The second Monday of the tournament is known as Manic Monday because it is the only Grand Slam where the last 16 men and women all play on the same day.
But this year will be extra special for British fans as it is the first time in four years a woman representing this country has reached this stage. And if Konta and defending champion Murray both reach the last eight, it will be the first time a British man and woman have done so since 1973.
Crowds desperate to see the stars in action camped out in blistering heat for days. Wimbledon tweeted it had already run out of tickets for today for Centre Court and Court One by 8.50pm on Saturday, adding: ‘Please wait until Monday morning to queue for ground entry.’ But last night 1,500 remained in line in the hope of getting into the All England Tennis Club.
Chris Fava, 41, from Los Angeles, who is No 2 in the queue, said: ‘I’ve been here since Thursday.
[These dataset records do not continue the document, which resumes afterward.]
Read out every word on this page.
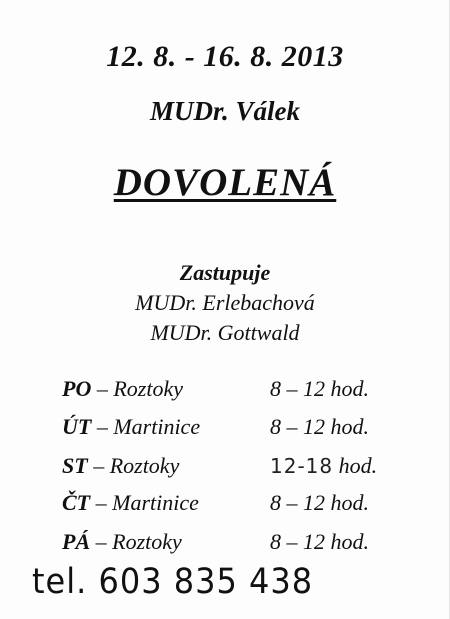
12. 8. - 16. 8. 2013
MUDr. Válek
DOVOLENÁ
Zastupuje
MUDr. Erlebachová
MUDr. Gottwald
PO – Roztoky	8 – 12 hod.
ÚT – Martinice	8 – 12 hod.
ST – Roztoky	12-18 hod.
ČT – Martinice	8 – 12 hod.
PÁ – Roztoky	8 – 12 hod.
tel. 603 835 438
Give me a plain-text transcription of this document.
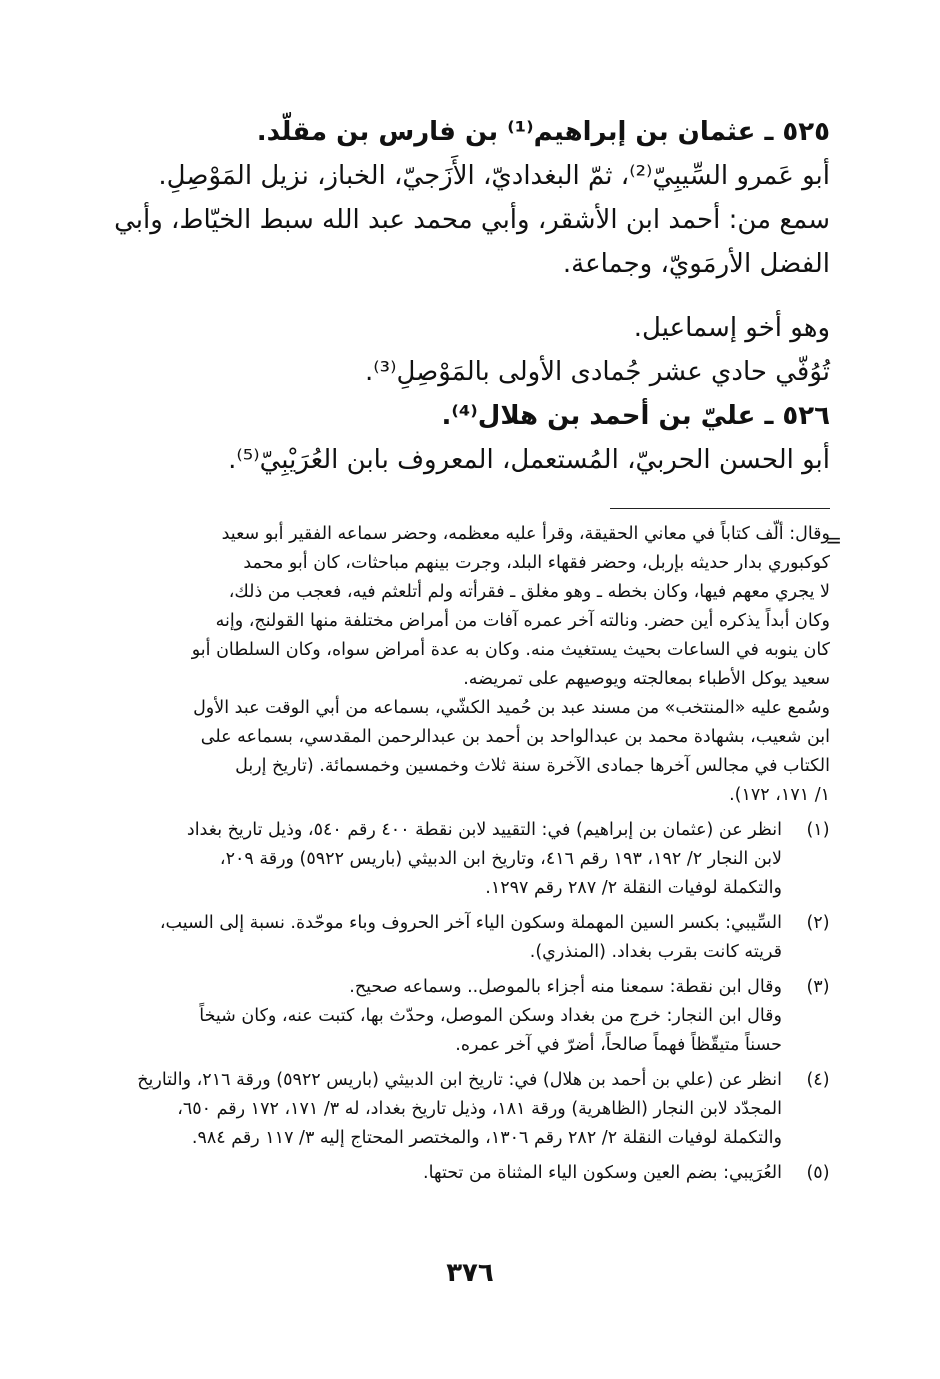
٥٢٥ ـ عثمان بن إبراهيم⁽¹⁾ بن فارس بن مقلّد.

أبو عَمرو السِّيبِيّ⁽²⁾، ثمّ البغداديّ، الأَزَجيّ، الخباز، نزيل المَوْصِلِ.

سمع من: أحمد ابن الأشقر، وأبي محمد عبد الله سبط الخيّاط، وأبي

الفضل الأرمَويّ، وجماعة.

وهو أخو إسماعيل.

تُوُفّي حادي عشر جُمادى الأولى بالمَوْصِلِ⁽³⁾.

٥٢٦ ـ عليّ بن أحمد بن هلال⁽⁴⁾.

أبو الحسن الحربيّ، المُستعمل، المعروف بابن العُرَيْبِيّ⁽⁵⁾.

=

وقال: ألّف كتاباً في معاني الحقيقة، وقرأ عليه معظمه، وحضر سماعه الفقير أبو سعيد

كوكبوري بدار حديثه بإربل، وحضر فقهاء البلد، وجرت بينهم مباحثات، كان أبو محمد

لا يجري معهم فيها، وكان بخطه ـ وهو مغلق ـ فقرأته ولم أتلعثم فيه، فعجب من ذلك،

وكان أبداً يذكره أين حضر. ونالته آخر عمره آفات من أمراض مختلفة منها القولنج، وإنه

كان ينوبه في الساعات بحيث يستغيث منه. وكان به عدة أمراض سواه، وكان السلطان أبو

سعيد يوكل الأطباء بمعالجته ويوصيهم على تمريضه.

وسُمع عليه «المنتخب» من مسند عبد بن حُميد الكشّي، بسماعه من أبي الوقت عبد الأول

ابن شعيب، بشهادة محمد بن عبدالواحد بن أحمد بن عبدالرحمن المقدسي، بسماعه على

الكتاب في مجالس آخرها جمادى الآخرة سنة ثلاث وخمسين وخمسمائة. (تاريخ إربل

١/ ١٧١، ١٧٢).

(١)

انظر عن (عثمان بن إبراهيم) في: التقييد لابن نقطة ٤٠٠ رقم ٥٤٠، وذيل تاريخ بغداد

لابن النجار ٢/ ١٩٢، ١٩٣ رقم ٤١٦، وتاريخ ابن الدبيثي (باريس ٥٩٢٢) ورقة ٢٠٩،

والتكملة لوفيات النقلة ٢/ ٢٨٧ رقم ١٢٩٧.

(٢)

السِّيبي: بكسر السين المهملة وسكون الياء آخر الحروف وباء موحّدة. نسبة إلى السيب،

قريته كانت بقرب بغداد. (المنذري).

(٣)

وقال ابن نقطة: سمعنا منه أجزاء بالموصل.. وسماعه صحيح.

وقال ابن النجار: خرج من بغداد وسكن الموصل، وحدّث بها، كتبت عنه، وكان شيخاً

حسناً متيقّظاً فهماً صالحاً، أضرّ في آخر عمره.

(٤)

انظر عن (علي بن أحمد بن هلال) في: تاريخ ابن الدبيثي (باريس ٥٩٢٢) ورقة ٢١٦، والتاريخ

المجدّد لابن النجار (الظاهرية) ورقة ١٨١، وذيل تاريخ بغداد، له ٣/ ١٧١، ١٧٢ رقم ٦٥٠،

والتكملة لوفيات النقلة ٢/ ٢٨٢ رقم ١٣٠٦، والمختصر المحتاج إليه ٣/ ١١٧ رقم ٩٨٤.

(٥)

العُرَيبي: بضم العين وسكون الياء المثناة من تحتها.

٣٧٦
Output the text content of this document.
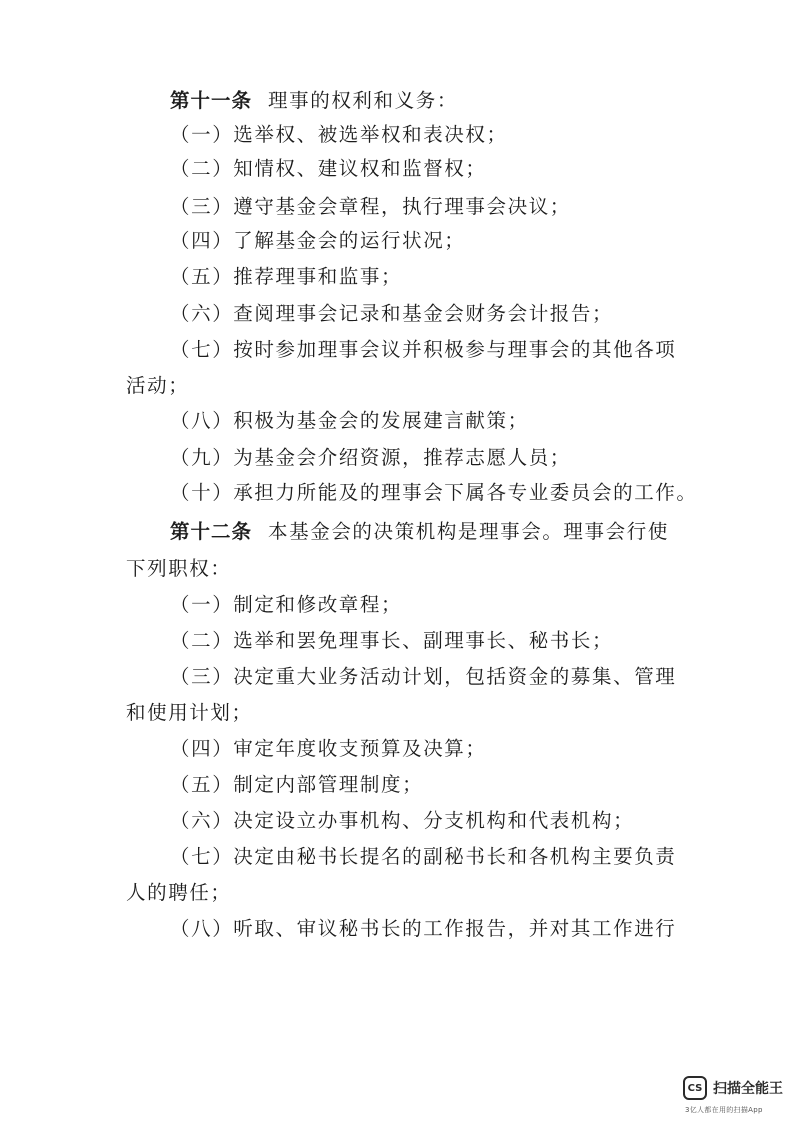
第十一条 理事的权利和义务：
（一）选举权、被选举权和表决权；
（二）知情权、建议权和监督权；
（三）遵守基金会章程，执行理事会决议；
（四）了解基金会的运行状况；
（五）推荐理事和监事；
（六）查阅理事会记录和基金会财务会计报告；
（七）按时参加理事会议并积极参与理事会的其他各项
活动；
（八）积极为基金会的发展建言献策；
（九）为基金会介绍资源，推荐志愿人员；
（十）承担力所能及的理事会下属各专业委员会的工作。
第十二条 本基金会的决策机构是理事会。理事会行使
下列职权：
（一）制定和修改章程；
（二）选举和罢免理事长、副理事长、秘书长；
（三）决定重大业务活动计划，包括资金的募集、管理
和使用计划；
（四）审定年度收支预算及决算；
（五）制定内部管理制度；
（六）决定设立办事机构、分支机构和代表机构；
（七）决定由秘书长提名的副秘书长和各机构主要负责
人的聘任；
（八）听取、审议秘书长的工作报告，并对其工作进行
CS 扫描全能王
3亿人都在用的扫描App
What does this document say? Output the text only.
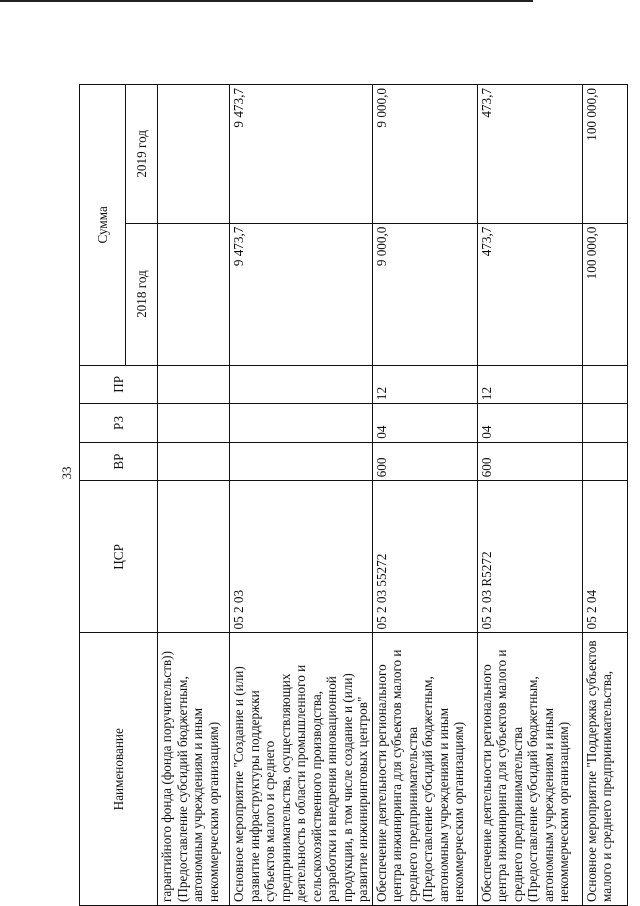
33
Наименование	ЦСР	ВР	РЗ	ПР	Сумма	
					2018 год	2019 год
гарантийного фонда (фонда поручительств)) (Предоставление субсидий бюджетным, автономным учреждениям и иным некоммерческим организациям)						
Основное мероприятие "Создание и (или) развитие инфраструктуры поддержки субъектов малого и среднего предпринимательства, осуществляющих деятельность в области промышленного и сельскохозяйственного производства, разработки и внедрения инновационной продукции, в том числе создание и (или) развитие инжиниринговых центров"	05 2 03				9 473,7	9 473,7
Обеспечение деятельности регионального центра инжиниринга для субъектов малого и среднего предпринимательства (Предоставление субсидий бюджетным, автономным учреждениям и иным некоммерческим организациям)	05 2 03 55272	600	04	12	9 000,0	9 000,0
Обеспечение деятельности регионального центра инжиниринга для субъектов малого и среднего предпринимательства (Предоставление субсидий бюджетным, автономным учреждениям и иным некоммерческим организациям)	05 2 03 R5272	600	04	12	473,7	473,7
Основное мероприятие "Поддержка субъектов малого и среднего предпринимательства,	05 2 04				100 000,0	100 000,0
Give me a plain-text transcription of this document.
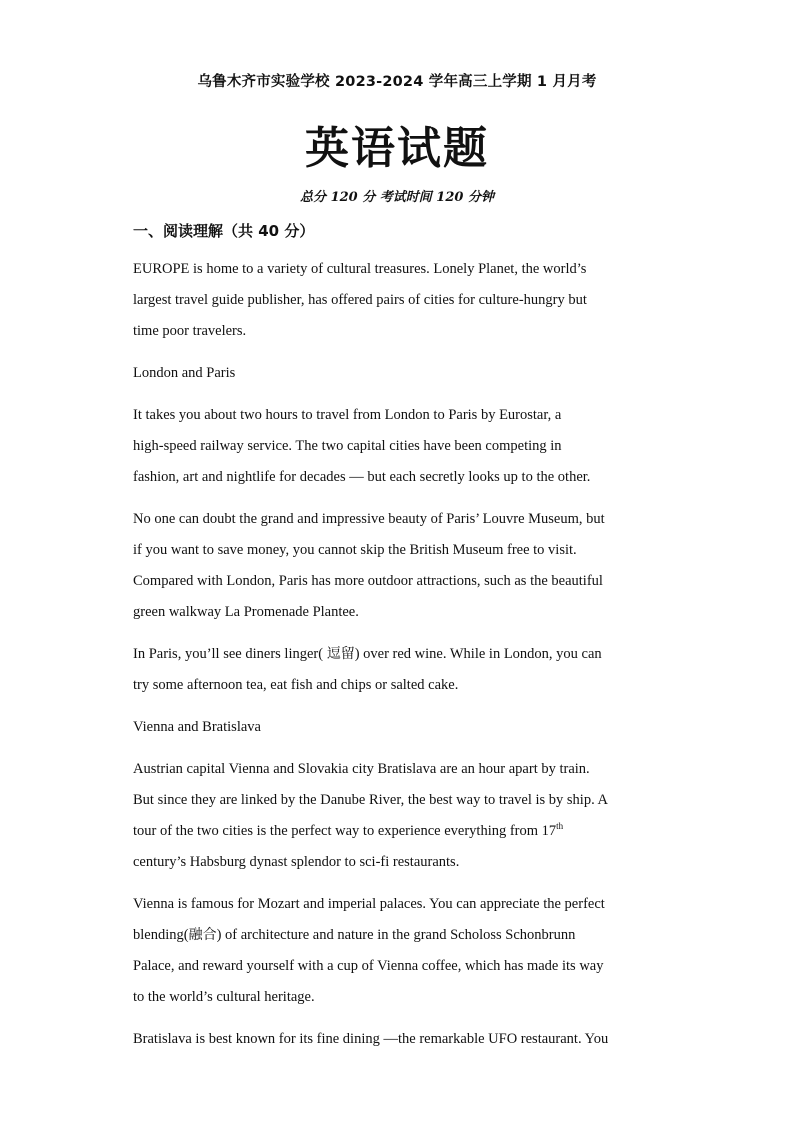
乌鲁木齐市实验学校 2023-2024 学年高三上学期 1 月月考
英语试题
总分 120 分 考试时间 120 分钟
一、阅读理解（共 40 分）
EUROPE is home to a variety of cultural treasures. Lonely Planet, the world’s
largest travel guide publisher, has offered pairs of cities for culture-hungry but
time poor travelers.
London and Paris
It takes you about two hours to travel from London to Paris by Eurostar, a
high-speed railway service. The two capital cities have been competing in
fashion, art and nightlife for decades — but each secretly looks up to the other.
No one can doubt the grand and impressive beauty of Paris’ Louvre Museum, but
if you want to save money, you cannot skip the British Museum free to visit.
Compared with London, Paris has more outdoor attractions, such as the beautiful
green walkway La Promenade Plantee.
In Paris, you’ll see diners linger( 逗留) over red wine. While in London, you can
try some afternoon tea, eat fish and chips or salted cake.
Vienna and Bratislava
Austrian capital Vienna and Slovakia city Bratislava are an hour apart by train.
But since they are linked by the Danube River, the best way to travel is by ship. A
tour of the two cities is the perfect way to experience everything from 17th
century’s Habsburg dynast splendor to sci-fi restaurants.
Vienna is famous for Mozart and imperial palaces. You can appreciate the perfect
blending(融合) of architecture and nature in the grand Scholoss Schonbrunn
Palace, and reward yourself with a cup of Vienna coffee, which has made its way
to the world’s cultural heritage.
Bratislava is best known for its fine dining —the remarkable UFO restaurant. You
This is the fifth year I’ve been here and the longest I’ve ever queued for. No 1 in the queue has been here since Wednesday.’
He added: ‘Some have left because it was so hot. People were fainting. You’re only supposed to be away [from the queue] for 30 minutes.’ Laura Brickell, 61, from Dorset, said: ‘We are running back and forth between the queue, the loo and Southfields for dinner. You are constantly negotiating the crowds.’
As excitement reached fever pitch, tickets for the men’s final, worth £190 each, were on the open market for £48,000 a pair.
Konta, 26, the world No 7, who is touted as the female favourite by some bookies, could become the first British woman to win since Virginia Wade in 1977.
Today she goes up against France’s Caroline Garcia, ranked 22nd.
Konta’s coach Wim Fissette said she prepares for games like an exam, with him texting her tactics the night before which she then memorises and repeats back to him five minutes before a match.
He added: ‘Maybe it’s a bit unu- sual but when she is 100 per cent clear about her intentions, that is when Jo plays her best matches.’
World No 1 Murray, 30, today takes on Frenchman Benoit Paire, 28, ranked 46th, on Centre Court. In 2014, Paire complained about Wimbledon, saying ‘the atmosphere displeases me greatly’.
He also sparked controversy at the Rio Olympics last year when he was kicked out of his team accused of ‘damaging’ his nation’s image.
Asked about their match, Murray said: ‘He moves well, takes a lot of chances. He seems to have played pretty well so far at this event. I expect that to be tricky.’
Paire seemed confident, saying: ‘It will be a good experience. I think I can do something good against him.’ Five-time champion Venus Williams, the only former winner of the women, will take on Croatian Ana Konjuh. The US star, 37, had already made her debut in a Grand Slam final at the US Open in 1997 before Konjuh, 19, had been born.